The 33rd First Annual Ig Nobel Prizes were announced on September 14, 2023. Known to celebrate “research that makes people laugh… then think,” the ten accolades spanned a wide topic spectrum—from eating fossils to imaging the rectum.
Daniel Preston, a mechanical engineer at Rice University, and his team scooped up the mechanical engineering prize for their unique work in necrobotics—a term they came up with for their dead-spider-based gripper invention.1
“Some of our science role models have won [this award] in the past. So, on our end, the whole team is really ecstatic that we were able to get this honor,” said Preston.
Biorobotic researchers often find inspiration in nature, and Preston’s case was no different. A dead spider found in their new laboratory hallway back in 2019 caught the team’s attention. More specifically, the researchers were intrigued by the observation that the dead spider’s legs curled inwards. They went straight to the web—the worldwide one—to understand how spiders move their legs.
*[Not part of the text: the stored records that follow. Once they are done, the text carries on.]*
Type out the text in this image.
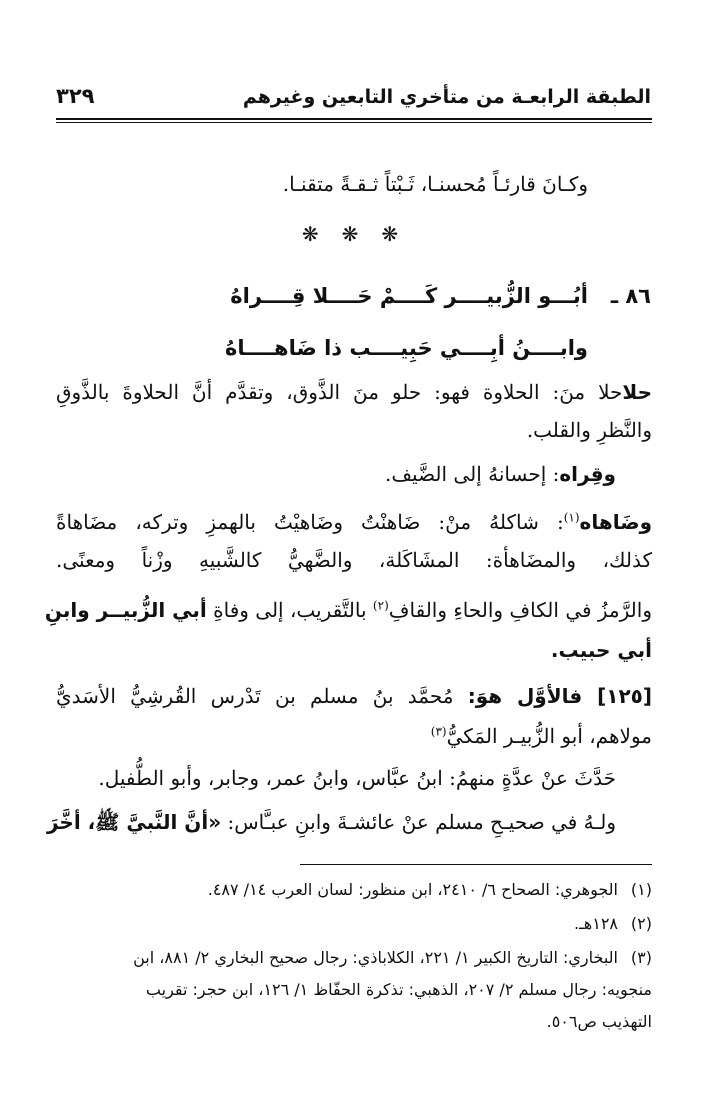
الطبقة الرابعـة من متأخري التابعين وغيرهم
٣٢٩
وكـانَ قارئـاً مُحسنـا، ثَـبْتاً ثـقـةً متقنـا.
❋ ❋ ❋
٨٦ ـ
أبُـــو الزُّبيــــر كَــــمْ حَــــلا قِــــراهُ
وابــــنُ أبِــــي حَبِيــــب ذا ضَاهــــاهُ
حلاحلا منَ: الحلاوة فهو: حلو منَ الذَّوق، وتقدَّم أنَّ الحلاوةَ بالذَّوقِ
والنَّظرِ والقلب.
وقِراه: إحسانهُ إلى الضَّيف.
وضَاهاه$^{(١)}$: شاكلهُ منْ: ضَاهنْتُ وضَاهيْتُ بالهمزِ وتركه، مضَاهاةً
كذلك، والمضَاهأة: المشَاكَلة، والضَّهيُّ كالشَّبيهِ وزْناً ومعنًى.
والرَّمزُ في الكافِ والحاءِ والقافِ$^{(٢)}$ بالتَّقريب، إلى وفاةِ أبي الزُّبيــر وابنِ
أبي حبيب.
[١٢٥] فالأوَّل هوَ: مُحمَّد بنُ مسلم بن تَدْرس القُرشِيُّ الأسَديُّ
مولاهم، أبو الزُّبيـر المَكيُّ$^{(٣)}$
حَدَّثَ عنْ عدَّةٍ منهمُ: ابنُ عبَّاس، وابنُ عمر، وجابر، وأبو الطُّفيل.
ولـهُ في صحيـحِ مسلم عنْ عائشـةَ وابنِ عبـَّاس: «أنَّ النَّبيَّ ﷺ، أخَّرَ
(١)الجوهري: الصحاح ٦/ ٢٤١٠، ابن منظور: لسان العرب ١٤/ ٤٨٧.
(٢)١٢٨هـ.
(٣)البخاري: التاريخ الكبير ١/ ٢٢١، الكلاباذي: رجال صحيح البخاري ٢/ ٨٨١، ابن
منجويه: رجال مسلم ٢/ ٢٠٧، الذهبي: تذكرة الحفّاظ ١/ ١٢٦، ابن حجر: تقريب
التهذيب ص٥٠٦.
In humans, antagonistic muscle pairs such as biceps and triceps allow us to flex and extend our arms. The team learned that spider limbs, however, work differently.
“They have flexor muscles to bring their legs close to the body, but they don’t have any extender muscles,” Preston explained. They rely on a hydraulic system wherein fluid pressure is generated in their prosoma (a body part that connects to their legs) to extend their legs. Once the spider dies, the lack of pressure results in the curled-up limbs.
Researchers have attempted mimicking a spider’s powerful grip in bio-inspired materials before, but the engineers had a unique idea that negated the need for external materials.2,3 If they could apply pressure inside a spider cadaver, they would have an ingenious invention at hand: an animated dead spider with controlled limb movements to grip objects.
“One of the things we are most excited about with this work is that nature builds this robotic actuator or gripper for us,” said Preston. His team intended to leverage the spider’s natural extension and flexion mechanism for their device, which meant they needed to tap into its hydraulic system.
To achieve this, they glued a hypodermic needle into the prosoma region of a euthanized wolf spider and connected the other end of the needle to a syringe. They could now modulate prosomal pressure by pumping in air to control spider leg extension and flexion.
The team demonstrated that the spider-cadaver robots, which moved like arcade claw machines, lifted objects up to 1.3 times their own body weights. The researchers also validated that the gripper could pick up objects of different shapes, sizes, and weights by testing a jumper wire, a foam cube, and a spider.
“One of the biggest advantages is the simplicity of approach. We can make small scale robotic components like these grippers with basically one simple step,” said Preston.
Preston believes that these natural materials with soft padding and a firm grip could be useful for handling fragile materials such as insect samples in field research. The team also hopes to manipulate one spider leg at a time in the future to better understand arachnid locomotion.
- Yap TF, et al. Necrobotics: biotic materials as ready-to-use actuators. Adv Sci. 2022;9(29):2201174.
- Kellaris N, et al. Spider-inspired electrohydraulic actuators for fast, soft-actuated joints. Adv Sci. 2021;8(14):2100916.
- Lin Y, et al. A bioinspired stress-response strategy for high-speed soft grippers. Adv Sci. 2021;8(21):2102539.